Chino, mi único hermano, es tres años mayor que yo. Dice mi mamá que Chino no es tonto, sino un poco necio y duro de cabeza. Es un buen niño, según la opinión de mamá. Tal vez lo es con ella, o al menos ante sus ojos, pero con otros – conmigo especialmente – siempre ha sido perverso. Recuerdo que, cuando cumplió ocho años, mis papás le regalaron una bicicleta. Paseó con ella unos días y, como era típico, se aburrió pronto. Pero nunca quiso prestármela.

– Viste, Chino, préstame la bici – le rogaba yo.

Mi madre le habría dicho algo, moviéndolo a compasión para convencerlo de prestármela, pero la última palabra la tenía él.
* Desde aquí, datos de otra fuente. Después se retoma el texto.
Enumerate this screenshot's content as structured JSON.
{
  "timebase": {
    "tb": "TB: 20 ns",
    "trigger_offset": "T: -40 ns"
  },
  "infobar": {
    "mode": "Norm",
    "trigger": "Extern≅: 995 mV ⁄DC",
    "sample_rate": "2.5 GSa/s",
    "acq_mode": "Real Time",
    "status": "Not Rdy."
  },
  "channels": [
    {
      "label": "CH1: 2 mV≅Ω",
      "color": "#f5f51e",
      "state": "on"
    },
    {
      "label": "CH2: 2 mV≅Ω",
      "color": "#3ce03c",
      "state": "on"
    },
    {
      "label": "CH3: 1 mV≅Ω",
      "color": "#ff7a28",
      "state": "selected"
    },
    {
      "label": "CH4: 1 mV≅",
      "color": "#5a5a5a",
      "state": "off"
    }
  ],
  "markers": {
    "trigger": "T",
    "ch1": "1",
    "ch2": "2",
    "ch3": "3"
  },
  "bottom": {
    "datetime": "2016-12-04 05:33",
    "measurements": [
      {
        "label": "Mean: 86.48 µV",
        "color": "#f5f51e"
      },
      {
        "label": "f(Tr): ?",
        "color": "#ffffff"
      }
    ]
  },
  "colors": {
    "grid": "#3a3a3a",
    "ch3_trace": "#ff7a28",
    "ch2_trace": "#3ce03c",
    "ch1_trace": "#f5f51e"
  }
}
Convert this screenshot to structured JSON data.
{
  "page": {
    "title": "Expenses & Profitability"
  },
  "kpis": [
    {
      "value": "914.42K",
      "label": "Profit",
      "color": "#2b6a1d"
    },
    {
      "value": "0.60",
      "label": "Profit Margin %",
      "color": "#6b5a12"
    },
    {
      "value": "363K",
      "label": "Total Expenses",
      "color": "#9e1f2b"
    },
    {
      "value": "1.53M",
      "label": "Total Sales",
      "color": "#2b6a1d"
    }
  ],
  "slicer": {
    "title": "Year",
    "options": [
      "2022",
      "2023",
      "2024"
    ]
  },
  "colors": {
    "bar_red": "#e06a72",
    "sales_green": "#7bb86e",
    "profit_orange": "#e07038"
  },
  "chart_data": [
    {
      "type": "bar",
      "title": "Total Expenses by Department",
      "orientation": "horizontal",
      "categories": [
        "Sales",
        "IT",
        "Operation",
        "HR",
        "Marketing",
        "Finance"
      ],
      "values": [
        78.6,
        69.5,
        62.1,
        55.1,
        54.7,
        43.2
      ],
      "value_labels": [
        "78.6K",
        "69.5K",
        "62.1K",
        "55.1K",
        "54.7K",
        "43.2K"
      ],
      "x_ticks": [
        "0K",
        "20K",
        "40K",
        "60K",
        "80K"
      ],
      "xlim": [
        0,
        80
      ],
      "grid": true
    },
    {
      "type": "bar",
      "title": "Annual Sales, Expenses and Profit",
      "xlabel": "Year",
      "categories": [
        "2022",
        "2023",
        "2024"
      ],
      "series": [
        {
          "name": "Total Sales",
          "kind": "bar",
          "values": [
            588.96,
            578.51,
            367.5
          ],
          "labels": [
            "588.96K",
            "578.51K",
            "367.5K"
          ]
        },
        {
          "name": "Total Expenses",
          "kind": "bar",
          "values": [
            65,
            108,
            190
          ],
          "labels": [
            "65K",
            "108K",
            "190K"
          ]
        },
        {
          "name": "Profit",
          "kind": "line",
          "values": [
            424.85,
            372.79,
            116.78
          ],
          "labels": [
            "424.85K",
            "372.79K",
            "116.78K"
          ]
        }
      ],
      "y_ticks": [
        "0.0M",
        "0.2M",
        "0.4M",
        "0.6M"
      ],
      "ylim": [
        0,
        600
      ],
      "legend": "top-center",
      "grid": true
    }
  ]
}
Si decía 'no', era no y hasta ahí llegó el asunto. Mis padres no gustaban de contrariarlo. En mi caso, era lo opuesto. Si yo tenía un juguete nuevo, y Chino se antojaba de jugar con él, mi madre me diría como un rayo:

– Nena, préstale el juguetito a Chino. ¡No seas mala!

Mala yo, ¡imagínese! Cuando ponía mi cara de ¡fo!, mamá alzaba las cejas, como diciéndome en un lenguaje secreto: 'Recuerda que tu hermano es especial'. Así, yo cedía y Chino arrancaba a jugar con mi juguete nuevo, sin que yo pudiera siquiera estrenarlo. Invariablemente, me lo devolvería cuando le diera la gana, sucio y roto. Recibía yo los restos de mi regalo, lo que Chino había dejado, las piltrafas.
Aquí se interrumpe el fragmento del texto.